La publication du rapport Sauvé a de quoi plonger notre âme dans de sombres abîmes. Après deux ans et demi de travaux, les conclusions de la grande enquête menée sur les abus sexuels au sein de l’Eglise de France sont enfin connues, et les résultats ne peuvent que nous ébranler. Aucune réflexion, aucun article, aucun éditorial ne sera évidemment parfaitement adéquat à la situation. Est-il possible d’apporter une réponse qui soit humainement adaptée à l’intensité de tous ces drames et de ces vies brisées ? Pourtant, tandis que les larmes se mêlent à la colère, quelques remarques indispensables s’imposent.
Tout d’abord, concernant l’ampleur du phénomène. Les chiffres sont vertigineux : les victimes mineures sont estimées à 216 000 en 70 ans. On est cependant obligé de s’interroger sur les méthodes employées : le rapport de la CIASE mentionne (p. 10 et 11 de la synthèse) avoir sollicité l’assistance de l’INSERM et de l’IFOP, pour un sondage en ligne (1628 questionnaires complétés, ayant donné lieu à 69 entretiens) et une enquête en population générale (échantillon de 28 010 personnes). Les extrapolations générales se sont faites sur la base de ces enquêtes : peut-on considérer que des situations aussi sensibles, des témoignages et des vécus aussi douloureux, peuvent se voir appliquer des méthodes comparables à celles de sondages électoraux, avec des « échantillons représentatifs » ? Cela pose assurément problème.
Ensuite, la répartition chronologique. Le rapport a pris le parti de découper la période d’études en « tranches » de 20 ans, faisant ressortir le fait que l’essentiel est concentré sur la période 1950-1970. Ce découpage a l’avantage de noyer dans la masse la césure du concile puis de mai 68 et de leurs conséquences : prêtres défroqués, séminaires vidés ou envahis par un vent mauvais comme le rappelait Benoît XVI dans son document d’avril 2019. Ce n’est pas un choix anodin.
Mais ne nous attardons pas sur ces chiffres. Quand bien même ils seraient exagérés ou gonflés : une seule victime est déjà de trop, surtout quand l’auteur du crime est le prêtre, image du Christ. L’horreur réside dans les actes eux-mêmes, et l’aveuglement, la négligence, le silence coupable de tous ceux qui ont laissé faire. Dans le long catalogue des souffrances et des fautes, l’indifférence aux victimes est peut-être le plus choquant de tout.

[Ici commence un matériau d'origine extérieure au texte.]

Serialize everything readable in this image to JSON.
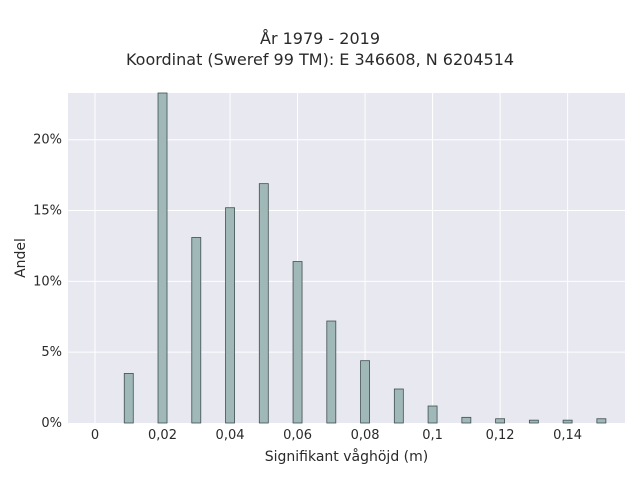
{
  "chart_data": {
    "type": "bar",
    "title": "År 1979 - 2019",
    "subtitle": "Koordinat (Sweref 99 TM): E 346608, N 6204514",
    "xlabel": "Signifikant våghöjd (m)",
    "ylabel": "Andel",
    "xlim": [
      -0.008,
      0.157
    ],
    "ylim": [
      0,
      0.233
    ],
    "x_ticks": [
      0,
      0.02,
      0.04,
      0.06,
      0.08,
      0.1,
      0.12,
      0.14
    ],
    "x_tick_labels": [
      "0",
      "0,02",
      "0,04",
      "0,06",
      "0,08",
      "0,1",
      "0,12",
      "0,14"
    ],
    "y_ticks": [
      0,
      0.05,
      0.1,
      0.15,
      0.2
    ],
    "y_tick_labels": [
      "0%",
      "5%",
      "10%",
      "15%",
      "20%"
    ],
    "x": [
      0.01,
      0.02,
      0.03,
      0.04,
      0.05,
      0.06,
      0.07,
      0.08,
      0.09,
      0.1,
      0.11,
      0.12,
      0.13,
      0.14,
      0.15
    ],
    "values": [
      0.035,
      0.233,
      0.131,
      0.152,
      0.169,
      0.114,
      0.072,
      0.044,
      0.024,
      0.012,
      0.004,
      0.003,
      0.002,
      0.002,
      0.003
    ],
    "grid": true,
    "colors": {
      "plot_background": "#e8e8f0",
      "grid": "#ffffff",
      "bar_fill": "#a0b8b8",
      "bar_stroke": "#3f4f4f"
    }
  }
}
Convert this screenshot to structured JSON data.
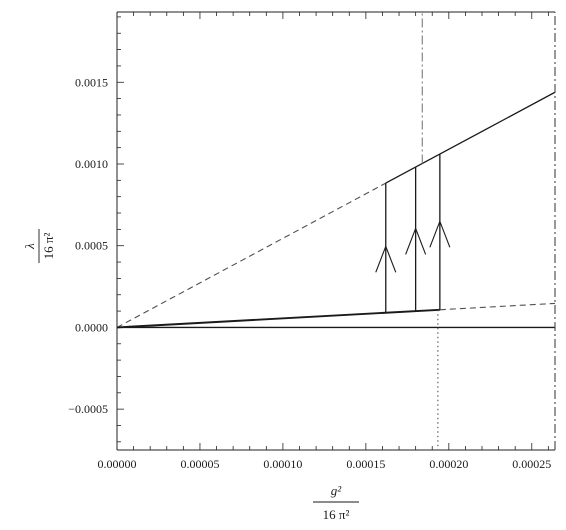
{
  "chart_data": {
    "type": "line",
    "title": "",
    "xlabel": {
      "numerator": "g²",
      "denominator": "16 π²"
    },
    "ylabel": {
      "numerator": "λ",
      "denominator": "16 π²"
    },
    "xlim": [
      0,
      0.000264
    ],
    "ylim": [
      -0.00075,
      0.00193
    ],
    "xticks": [
      0,
      5e-05,
      0.0001,
      0.00015,
      0.0002,
      0.00025
    ],
    "xtick_labels": [
      "0.00000",
      "0.00005",
      "0.00010",
      "0.00015",
      "0.00020",
      "0.00025"
    ],
    "yticks": [
      -0.0005,
      0,
      0.0005,
      0.001,
      0.0015
    ],
    "ytick_labels": [
      "−0.0005",
      "0.0000",
      "0.0005",
      "0.0010",
      "0.0015"
    ],
    "grid": false,
    "series": [
      {
        "dash": "dashed",
        "color": "#505050",
        "points": [
          [
            0,
            0
          ],
          [
            0.000162,
            0.000883
          ]
        ]
      },
      {
        "dash": "solid",
        "color": "#1a1a1a",
        "points": [
          [
            0.000162,
            0.000883
          ],
          [
            0.000264,
            0.001439
          ]
        ]
      },
      {
        "dash": "solid",
        "color": "#1a1a1a",
        "weight": "bold",
        "points": [
          [
            0,
            0
          ],
          [
            0.0001946,
            0.000108
          ]
        ]
      },
      {
        "dash": "dashed",
        "color": "#505050",
        "points": [
          [
            0.0001946,
            0.000108
          ],
          [
            0.000264,
            0.000147
          ]
        ]
      },
      {
        "dash": "solid",
        "color": "#1a1a1a",
        "points": [
          [
            0,
            0
          ],
          [
            0.000264,
            0
          ]
        ]
      },
      {
        "dash": "solid",
        "color": "#1a1a1a",
        "points": [
          [
            0.000162,
            9e-05
          ],
          [
            0.000162,
            0.000883
          ]
        ]
      },
      {
        "dash": "solid",
        "color": "#1a1a1a",
        "points": [
          [
            0.00018,
            0.0001
          ],
          [
            0.00018,
            0.000981
          ]
        ]
      },
      {
        "dash": "solid",
        "color": "#1a1a1a",
        "points": [
          [
            0.0001946,
            0.000108
          ],
          [
            0.0001946,
            0.00106
          ]
        ]
      },
      {
        "dash": "dash-dot",
        "color": "#7a7a7a",
        "points": [
          [
            0.000184,
            0.001003
          ],
          [
            0.000184,
            0.00193
          ]
        ]
      },
      {
        "dash": "dotted",
        "color": "#555555",
        "points": [
          [
            0.0001934,
            0.000108
          ],
          [
            0.0001934,
            -0.00075
          ]
        ]
      },
      {
        "dash": "dash-dot",
        "color": "#444444",
        "points": [
          [
            0.000264,
            -0.00075
          ],
          [
            0.000264,
            0.00193
          ]
        ]
      }
    ],
    "arrows": [
      {
        "x": 0.000162,
        "y": 0.000496,
        "direction": "up"
      },
      {
        "x": 0.00018,
        "y": 0.000606,
        "direction": "up"
      },
      {
        "x": 0.0001946,
        "y": 0.000649,
        "direction": "up"
      }
    ]
  }
}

La question « à qui la faute » va résonner, et pour longtemps. L’après-rapport Sauvé va apporter un cortège de problèmes peut-être aussi lourds que ceux qu’il souhaite mettre en lumière. Se pressent au portillon tous ceux qui croient avoir trouvé la solution pour régler le problème par un coup de baguette magique, tous ceux qui veulent jeter aux orties l’institution ecclésiale dans son ensemble en en faisant le réceptacle de toutes les pires perversions, tous ceux qui se réjouissent de tenir enfin la preuve tangible et « objective » de la culpabilité intrinsèque de l’Eglise, une construction humaine destinée à faire le malheur des hommes. Les solutions les plus éculées ressurgissent : supprimer le secret de la confession, marier les prêtres. Faut-il répondre à ces inepties ? Oui, en quelques mots à marteler pour les sceptiques. L’ordre de la confession n’est pas d’être un auxiliaire de la justice des hommes et son secret est un absolu. Le mariage des prêtres n’est pas une solution, et témoigne d’une bien piètre vision de ce qu’est le mariage s’il ne doit être qu’un outil de prévention des déviances, d’autant que l’essentiel des abus sexuels sont aujourd’hui commis dans le cercle familial.
Pour finir, un point nous a frappé à la lecture de ce rapport indépendant, et réside dans les mots employés. Une dévalorisation du terme de « péché » quand il est convoqué, et de celui de chasteté. Il n’y a point là de hasard. La chasteté est presque systématiquement présentée comme un synonyme de frustration sexuelle assumée par l’Eglise. Depuis trop d’années, la notion de péché mortel est en voie de disparition. Or y a des « fautes » qui tuent le corps comme l’âme, de soi-même et d’autrui. Le pardon de Dieu est incommensurable, mais il nécessite le repentir et la réparation, et s’accompagne de peines dans ce monde et dans l’autre. La tentation du « paradis pour tous » tend à faire oublier cette vérité essentielle, ce qui brouille toujours plus les limites du bien et du mal. La passivité, la tiédeur ne peuvent être de mise : les sanctions et la mise en lumière crue du mal doivent être exemplaires. Nous formons le vœu que la conscience aiguisée de la grave faillibilité des fils de l’Eglise nous aide plus que jamais à réaffirmer l’éminente sainteté de l’Eglise, épouse du Christ.